I was coming back from a weekend out of town. In the first two trips from the car to the apartment, things went as smoothly as they can when you are carrying three cats and an excessive amount of luggage up three flights of stairs (okay, so I probably opted for the sketchy elevator on the trip with the cats). The third trip was a little more eventful. On my way out of the apartment door, I patted my pocket to make sure I had my keys. Check. Then I headed down to the car to get the last bag or two out of the trunk. As I reached the outer door of the building, I pulled out my keys and experienced firsthand the feeling so often described in books and movies of a sinking stomach. The keys that came out in my hand were my car keys and only my car keys; the apartment keys were nowhere to be found.
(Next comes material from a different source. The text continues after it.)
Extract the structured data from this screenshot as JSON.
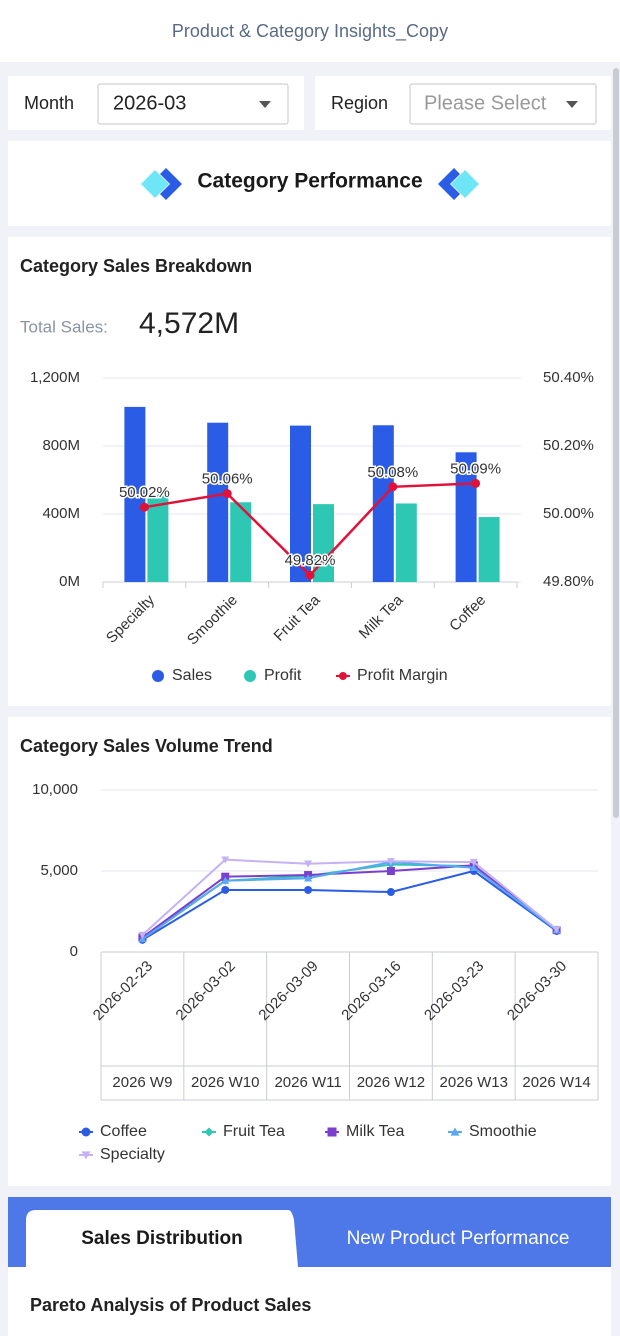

Of course, once I was faced with the undeniable fact that they were not in my pocket, I knew exactly where they must be: sitting on the table inside my apartment. Right next to my cell phone. Great.
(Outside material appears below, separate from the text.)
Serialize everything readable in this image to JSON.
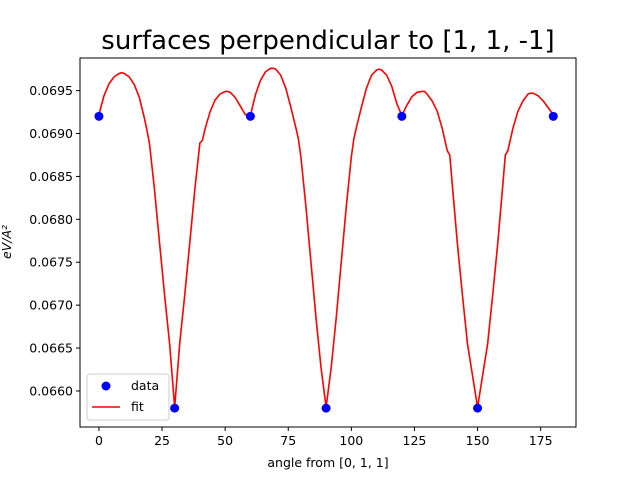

Several panicked minutes later I ran into a girl I knew by sight though not by name who was outside walking her dogs. As it turned out, she lived just down the hall from me, and had a little bit of experience locking herself out of apartments. You see, in our building, if you lock yourself out of your apartment, you have to pay a $50 fee for someone to come let you in (which I gather is pretty standard). You also typically have to wait upwards of two hours for them to arrive. The present time was inconveniently about 10pm. Fortunately my fellow renter was able to offer me some advice on getting into the locked apartment: the doors in the building, you see, are all a little warped, a little loose, and a little bit less than 100% secure. I couldn't jimmy it open with the screw driver that happened to be in my car, but what could be done, I learned, was to pop the latch out of the strike plate by applying the correct amount of force. In other words, ram a large object (i.e. a person) into the door and with any luck it would "swing" open. And with the help of a large Swedish guest staying with my newly made acquaintance, that's exactly what it did.
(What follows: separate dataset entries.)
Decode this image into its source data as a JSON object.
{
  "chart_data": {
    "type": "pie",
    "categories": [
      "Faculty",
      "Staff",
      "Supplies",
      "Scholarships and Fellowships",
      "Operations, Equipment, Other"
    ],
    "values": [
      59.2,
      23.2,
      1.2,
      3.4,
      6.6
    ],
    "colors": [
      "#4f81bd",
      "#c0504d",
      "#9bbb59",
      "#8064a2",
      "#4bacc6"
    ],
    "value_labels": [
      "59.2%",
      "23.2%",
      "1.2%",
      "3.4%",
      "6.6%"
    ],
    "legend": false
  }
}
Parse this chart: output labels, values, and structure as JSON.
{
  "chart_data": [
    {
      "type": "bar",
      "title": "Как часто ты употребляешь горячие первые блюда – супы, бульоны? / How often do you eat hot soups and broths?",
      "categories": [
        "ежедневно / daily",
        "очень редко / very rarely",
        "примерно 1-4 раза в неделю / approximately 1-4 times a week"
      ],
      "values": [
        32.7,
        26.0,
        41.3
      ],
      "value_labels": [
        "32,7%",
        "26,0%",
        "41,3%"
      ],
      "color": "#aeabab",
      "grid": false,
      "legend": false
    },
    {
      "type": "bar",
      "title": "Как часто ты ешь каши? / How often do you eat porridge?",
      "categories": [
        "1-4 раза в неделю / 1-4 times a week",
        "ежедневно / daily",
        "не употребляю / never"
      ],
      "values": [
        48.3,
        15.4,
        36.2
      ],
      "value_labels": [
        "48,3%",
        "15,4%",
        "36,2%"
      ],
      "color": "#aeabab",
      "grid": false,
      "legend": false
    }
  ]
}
The door burst open scattering the curious cats who had come to see what all the fuss outside was about, and the Swede rubbed his shoulder and remarked that it was his first experience breaking and entering. No visible damage to the door (I swear it closes and locks no differently than before) and no $50 fee later, I finally got unpacked and fed my poor hungry kitties a very late dinner. Even with the knowledge that it is indeed possible to reenter the apartment after leaving it without your keys, I am happy to report that since this eventful evening, I have never walked out the door without my keys in hand.
(N.B. I know that locking myself out of my apartment isn't really a reflection on the crummy state of the apartment complex, but the way everything worked out just makes it one more crazy story to add to the building's ample resume.)